Hakim Tunda Pemeriksaan Setnov Sebagai Saksi Keponakannya Irvanto Hendra Pambudi Cahyo

Hakim Tunda Pemeriksaan Setnov Sebagai Saksi Keponakannya Irvanto Hendra Pambudi Cahyo

BRITO.ID, BERITA JAKARTA - Majelis hakim menunda pemeriksaan mantan ketua partai Golkar Setya Novanto sebagai saksi untuk terdakwa keponakan Setnov, Irvanto Hendra Pambudi Cahyo dan rekan bisnis Setnov, Made Oka Masagung.

"Seyogyanya agendanya adalah pemeriksaan saksi. Hadir Pak SN (Setya Novanto) dan Pak Anang dari Sukamuskin. Ternyata ada agenda pembacaan pledoi BLBI sebanyak 549 halaman. Sejak pukul 08.00 sampai 12.00 baru terbaca 97 halaman, masih kurang 272 halaman lebih. Kita perkirakan pukul 20.30 baru selesai, dari pada menunggu dan kemalaman, sepakat ditunda Selasa (18/9) pagi. Mohon maaf saksi yang hadir," kata ketua majelis hakim Yanto di pengadilan Tindak Pidana Korupsi (Tipikor) Jakarta, Jumat.

Setnov dan Anang Sugiana Sudihardjo seharusnya menjadi saksi untuk dua terdakwa yaitu mantan Direktur Operasional PT Murakabi Sejahtera Irvanto Hendra Pambudi Cahyo, yang juga keponakan Setnov dan pemilik OEM Investment Pte Ltd Made Oka Masagung. Keduanya didakwa menjadi perantara pemberian uang 7,3 juta dolar AS kepada Setnov dalam perkara dugaan tindak pidana korupsi KTP elektronik.

Setnov sudah divonis 15 tahun penjara. Sedangkan Direktur Utama PT Quadra Solutions Anang Sugiana Sugihardjo divonis 6 tahun penjara dalam perkara yang sama. Keduanya saat ini menjalani hukuman di lembaga pemasyarakatan Sukamiskin, Jawa Barat.

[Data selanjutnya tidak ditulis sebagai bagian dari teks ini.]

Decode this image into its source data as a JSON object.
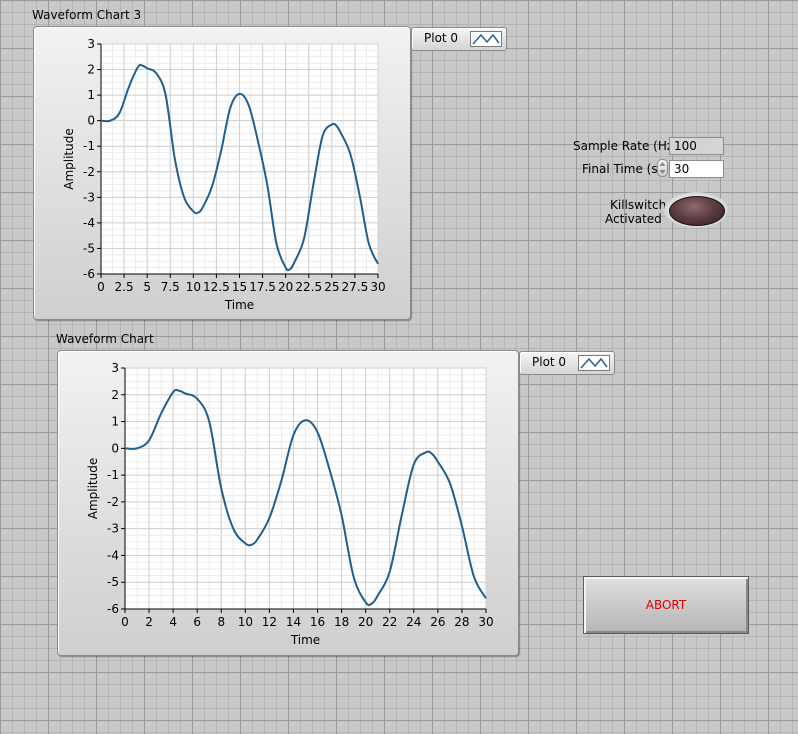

Pada sidang kali ini seharusnya ada 10 orang saksi yang dihadirkan yaitu Setya Novanto, Anang Sugiana, Isnu Edhi, Chandra Erry, Ferry Tan,Melyana Jap, Foe Sew Hai, Wong Oey Philip Wijaya, Johanes Richard Tanjaya, Jimmy Iskandar alias Bobby. Mereka adalah panitia pengadaan KTP-e dan tim Fatmawati bentukan Andi Agustinus.

Dalam perkara ini, Irvanto Pambudi Cahyo dalam rentang waktu antara 19 Januari 2012-19 Februari 2012 untuk kepentingan Setya Novanto beberapa kali menerima uang dari Johannes Marliem, yang seluruhnya berjumlah 3,5 juta dolar AS melalui Riswan alias Iwan Barala.